Agony. Abrams, who is now awaiting confirmation as Army Chief of Staff, was then commander of U.S. forces in Viet Nam. His small dissertation on following orders revealed anew the agony and ambiguity faced by the professional soldier of the long Viet Nam War, in which, as General William Westmoreland once complained, so often the U.S. commander has had to fight with one hand tied behind his back.

On his own, Lavelle loosed that hand, and the details of how he did it began to emerge in the hearings and the partially censored text of them that was released. The sum of the testimony seemed to exonerate Abrams or any higher officers of complicity in Lavelle's misdeeds; it also illuminated the baffling technology of the war and provided a classic case study of a bureaucracy warped to serve a devious purpose. To understand Lavelle's case, it is necessary first to understand the regulations governing the air war that he inherited when he arrived in Saigon to take command of the Seventh Air Force in August of last year.

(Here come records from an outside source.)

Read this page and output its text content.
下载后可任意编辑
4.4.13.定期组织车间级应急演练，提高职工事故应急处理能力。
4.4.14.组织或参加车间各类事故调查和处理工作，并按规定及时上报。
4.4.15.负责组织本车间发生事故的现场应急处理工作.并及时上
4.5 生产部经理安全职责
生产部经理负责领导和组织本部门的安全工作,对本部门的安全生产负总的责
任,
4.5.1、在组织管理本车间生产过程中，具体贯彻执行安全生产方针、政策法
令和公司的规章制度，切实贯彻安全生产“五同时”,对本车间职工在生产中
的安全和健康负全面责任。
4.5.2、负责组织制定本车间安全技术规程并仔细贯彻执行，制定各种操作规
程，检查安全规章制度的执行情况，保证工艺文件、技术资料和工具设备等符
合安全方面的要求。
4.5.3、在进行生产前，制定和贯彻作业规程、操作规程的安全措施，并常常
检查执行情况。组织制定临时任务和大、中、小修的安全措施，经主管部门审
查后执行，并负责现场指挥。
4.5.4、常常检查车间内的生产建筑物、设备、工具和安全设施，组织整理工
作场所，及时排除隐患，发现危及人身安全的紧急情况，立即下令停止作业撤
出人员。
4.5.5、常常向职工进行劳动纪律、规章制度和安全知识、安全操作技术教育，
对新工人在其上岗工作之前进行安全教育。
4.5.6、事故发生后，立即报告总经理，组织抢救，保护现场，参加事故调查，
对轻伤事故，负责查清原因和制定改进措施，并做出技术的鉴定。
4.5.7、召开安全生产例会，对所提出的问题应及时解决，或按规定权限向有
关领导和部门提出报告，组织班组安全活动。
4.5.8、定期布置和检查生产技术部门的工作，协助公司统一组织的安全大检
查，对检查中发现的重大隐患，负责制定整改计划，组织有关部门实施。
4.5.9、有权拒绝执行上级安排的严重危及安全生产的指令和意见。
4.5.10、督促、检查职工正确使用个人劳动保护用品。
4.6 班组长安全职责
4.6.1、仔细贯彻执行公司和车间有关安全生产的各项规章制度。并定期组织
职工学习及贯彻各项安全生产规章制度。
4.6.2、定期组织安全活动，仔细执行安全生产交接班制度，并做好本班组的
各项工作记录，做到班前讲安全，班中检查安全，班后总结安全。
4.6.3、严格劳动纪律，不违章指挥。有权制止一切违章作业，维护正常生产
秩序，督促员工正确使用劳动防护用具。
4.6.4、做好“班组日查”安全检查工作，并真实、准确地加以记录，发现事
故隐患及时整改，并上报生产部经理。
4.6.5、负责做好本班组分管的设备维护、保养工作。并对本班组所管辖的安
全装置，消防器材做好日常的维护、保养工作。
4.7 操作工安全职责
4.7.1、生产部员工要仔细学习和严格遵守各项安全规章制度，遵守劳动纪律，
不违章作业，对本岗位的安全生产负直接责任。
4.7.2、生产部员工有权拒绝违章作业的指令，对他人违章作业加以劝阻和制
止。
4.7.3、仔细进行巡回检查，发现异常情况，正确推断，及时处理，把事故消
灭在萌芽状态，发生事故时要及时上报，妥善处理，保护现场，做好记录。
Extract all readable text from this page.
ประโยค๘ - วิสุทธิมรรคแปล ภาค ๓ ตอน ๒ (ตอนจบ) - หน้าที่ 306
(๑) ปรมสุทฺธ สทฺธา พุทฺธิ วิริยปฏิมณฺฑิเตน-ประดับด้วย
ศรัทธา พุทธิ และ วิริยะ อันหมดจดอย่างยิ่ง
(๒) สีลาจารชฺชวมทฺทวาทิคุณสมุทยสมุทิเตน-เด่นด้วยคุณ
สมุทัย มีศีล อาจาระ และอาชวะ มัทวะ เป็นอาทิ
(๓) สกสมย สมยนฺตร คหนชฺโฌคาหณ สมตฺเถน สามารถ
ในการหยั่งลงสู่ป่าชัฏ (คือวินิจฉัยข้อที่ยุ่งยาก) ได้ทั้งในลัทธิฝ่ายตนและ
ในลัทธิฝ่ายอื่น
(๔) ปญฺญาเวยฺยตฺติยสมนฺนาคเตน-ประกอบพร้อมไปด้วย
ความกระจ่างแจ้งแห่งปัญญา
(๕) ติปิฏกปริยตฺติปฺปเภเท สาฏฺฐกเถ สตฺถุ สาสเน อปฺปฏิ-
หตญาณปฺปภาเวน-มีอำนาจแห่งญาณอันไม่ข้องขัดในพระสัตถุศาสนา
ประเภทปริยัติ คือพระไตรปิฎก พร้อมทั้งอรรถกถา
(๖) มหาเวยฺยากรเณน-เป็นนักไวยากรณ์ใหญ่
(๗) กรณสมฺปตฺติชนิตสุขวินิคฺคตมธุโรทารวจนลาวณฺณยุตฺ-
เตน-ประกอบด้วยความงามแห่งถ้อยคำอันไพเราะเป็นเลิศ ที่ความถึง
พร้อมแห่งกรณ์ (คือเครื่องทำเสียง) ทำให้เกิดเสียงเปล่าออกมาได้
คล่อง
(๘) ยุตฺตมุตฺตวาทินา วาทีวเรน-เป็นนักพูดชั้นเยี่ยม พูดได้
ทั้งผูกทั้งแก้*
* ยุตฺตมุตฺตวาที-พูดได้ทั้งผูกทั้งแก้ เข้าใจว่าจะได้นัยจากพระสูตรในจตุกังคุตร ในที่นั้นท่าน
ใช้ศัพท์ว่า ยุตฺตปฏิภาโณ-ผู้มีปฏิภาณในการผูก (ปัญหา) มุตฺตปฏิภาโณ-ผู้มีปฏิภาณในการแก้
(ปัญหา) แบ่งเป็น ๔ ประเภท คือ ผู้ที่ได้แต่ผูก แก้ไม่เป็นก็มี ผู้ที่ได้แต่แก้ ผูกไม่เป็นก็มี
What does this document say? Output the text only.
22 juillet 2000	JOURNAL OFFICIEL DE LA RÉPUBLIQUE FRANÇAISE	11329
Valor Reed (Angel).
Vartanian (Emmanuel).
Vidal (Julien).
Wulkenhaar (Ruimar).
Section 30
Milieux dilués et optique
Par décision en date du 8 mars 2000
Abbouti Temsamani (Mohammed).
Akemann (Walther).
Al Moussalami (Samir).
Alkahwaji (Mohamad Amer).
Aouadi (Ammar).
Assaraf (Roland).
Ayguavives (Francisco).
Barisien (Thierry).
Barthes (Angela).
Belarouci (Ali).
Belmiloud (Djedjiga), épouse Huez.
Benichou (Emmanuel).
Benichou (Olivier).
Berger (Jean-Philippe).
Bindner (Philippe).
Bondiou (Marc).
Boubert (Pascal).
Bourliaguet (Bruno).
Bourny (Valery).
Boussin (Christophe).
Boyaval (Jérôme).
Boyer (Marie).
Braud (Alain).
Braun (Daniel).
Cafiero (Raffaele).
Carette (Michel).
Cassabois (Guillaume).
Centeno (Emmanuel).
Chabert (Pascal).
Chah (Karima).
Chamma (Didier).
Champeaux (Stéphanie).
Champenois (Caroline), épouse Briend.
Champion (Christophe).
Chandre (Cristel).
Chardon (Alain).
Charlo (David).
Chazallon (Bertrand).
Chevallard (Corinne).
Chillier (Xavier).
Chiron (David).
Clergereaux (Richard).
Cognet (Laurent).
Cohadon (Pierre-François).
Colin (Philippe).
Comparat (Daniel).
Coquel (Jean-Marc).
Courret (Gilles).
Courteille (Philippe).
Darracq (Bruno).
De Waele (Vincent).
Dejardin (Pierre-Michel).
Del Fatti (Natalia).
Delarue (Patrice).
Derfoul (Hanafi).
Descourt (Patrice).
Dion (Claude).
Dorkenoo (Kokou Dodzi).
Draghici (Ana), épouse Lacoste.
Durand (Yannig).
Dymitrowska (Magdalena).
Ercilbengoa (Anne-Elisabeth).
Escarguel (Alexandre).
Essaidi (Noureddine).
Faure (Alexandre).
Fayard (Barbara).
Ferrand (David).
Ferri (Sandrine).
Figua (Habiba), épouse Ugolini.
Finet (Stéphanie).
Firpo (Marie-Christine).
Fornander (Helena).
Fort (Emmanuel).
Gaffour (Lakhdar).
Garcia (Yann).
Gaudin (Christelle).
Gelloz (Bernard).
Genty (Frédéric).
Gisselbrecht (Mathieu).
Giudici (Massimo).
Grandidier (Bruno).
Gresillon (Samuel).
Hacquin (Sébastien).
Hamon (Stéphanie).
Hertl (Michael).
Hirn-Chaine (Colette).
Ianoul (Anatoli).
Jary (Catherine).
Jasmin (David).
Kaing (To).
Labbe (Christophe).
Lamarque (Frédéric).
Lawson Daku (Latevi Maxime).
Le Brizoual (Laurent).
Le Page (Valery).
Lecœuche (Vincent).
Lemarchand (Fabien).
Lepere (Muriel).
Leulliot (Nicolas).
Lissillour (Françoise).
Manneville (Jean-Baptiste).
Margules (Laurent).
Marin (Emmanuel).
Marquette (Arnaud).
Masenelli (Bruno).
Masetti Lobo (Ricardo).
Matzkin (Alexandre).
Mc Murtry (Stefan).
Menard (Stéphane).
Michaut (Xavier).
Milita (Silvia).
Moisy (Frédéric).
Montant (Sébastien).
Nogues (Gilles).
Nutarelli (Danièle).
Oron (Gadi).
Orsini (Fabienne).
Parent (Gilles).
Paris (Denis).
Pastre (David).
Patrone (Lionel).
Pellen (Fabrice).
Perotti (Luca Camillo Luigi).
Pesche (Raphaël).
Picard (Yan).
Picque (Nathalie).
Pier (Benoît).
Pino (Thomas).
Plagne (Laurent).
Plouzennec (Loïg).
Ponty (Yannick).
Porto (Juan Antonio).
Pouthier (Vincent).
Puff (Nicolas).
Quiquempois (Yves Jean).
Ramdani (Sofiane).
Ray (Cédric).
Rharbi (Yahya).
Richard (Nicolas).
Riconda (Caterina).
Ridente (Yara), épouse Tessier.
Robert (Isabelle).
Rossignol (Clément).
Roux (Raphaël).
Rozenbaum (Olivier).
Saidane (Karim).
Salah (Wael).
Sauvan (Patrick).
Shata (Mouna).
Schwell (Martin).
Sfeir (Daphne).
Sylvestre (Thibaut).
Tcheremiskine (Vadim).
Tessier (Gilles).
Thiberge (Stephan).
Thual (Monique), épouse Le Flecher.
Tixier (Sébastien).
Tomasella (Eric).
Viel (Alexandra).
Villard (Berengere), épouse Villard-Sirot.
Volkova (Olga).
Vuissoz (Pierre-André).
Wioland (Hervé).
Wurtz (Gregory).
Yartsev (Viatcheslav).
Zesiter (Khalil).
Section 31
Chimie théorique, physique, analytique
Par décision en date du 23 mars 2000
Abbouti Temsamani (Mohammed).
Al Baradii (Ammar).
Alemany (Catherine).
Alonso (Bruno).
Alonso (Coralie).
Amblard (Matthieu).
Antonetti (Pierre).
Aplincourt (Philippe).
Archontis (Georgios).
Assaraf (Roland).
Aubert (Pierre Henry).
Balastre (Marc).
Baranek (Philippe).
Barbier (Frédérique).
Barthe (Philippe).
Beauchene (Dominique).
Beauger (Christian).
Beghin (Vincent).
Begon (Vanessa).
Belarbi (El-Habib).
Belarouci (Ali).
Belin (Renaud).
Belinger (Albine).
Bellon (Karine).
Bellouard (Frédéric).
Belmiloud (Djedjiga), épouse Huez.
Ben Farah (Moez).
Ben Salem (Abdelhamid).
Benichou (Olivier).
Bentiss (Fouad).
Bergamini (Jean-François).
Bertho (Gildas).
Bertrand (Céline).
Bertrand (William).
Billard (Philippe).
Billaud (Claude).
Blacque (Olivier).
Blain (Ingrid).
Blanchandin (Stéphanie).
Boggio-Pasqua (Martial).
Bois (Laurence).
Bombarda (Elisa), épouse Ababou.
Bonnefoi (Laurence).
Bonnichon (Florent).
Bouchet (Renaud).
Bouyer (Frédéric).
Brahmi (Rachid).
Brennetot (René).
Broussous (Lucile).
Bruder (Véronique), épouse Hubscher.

Those regulations had first been devised by the Johnson Administration at the time of the bombing halt, and were carried forward and amended by President Nixon. Reconnaissance overflights of North Viet Nam would continue, and armed escort fighter-bombers would accompany the unarmed photographic craft simply for protection. The rules of self-defense were that the planes could not open fire or drop their bombs unless they were 1) fired on by anti-aircraft emplacements, 2) engaged by MIG fighters in the air or 3) threatened by surface-to-air (SAM) missiles. Pilots could readily tell when they were in danger from SAMs because an indicator on their control panel would automatically light up when a SAM'S tracking radar locked onto their planes. Any of these three conditions entitled pilots to take "protective reaction" and loose their ordnance against the enemy.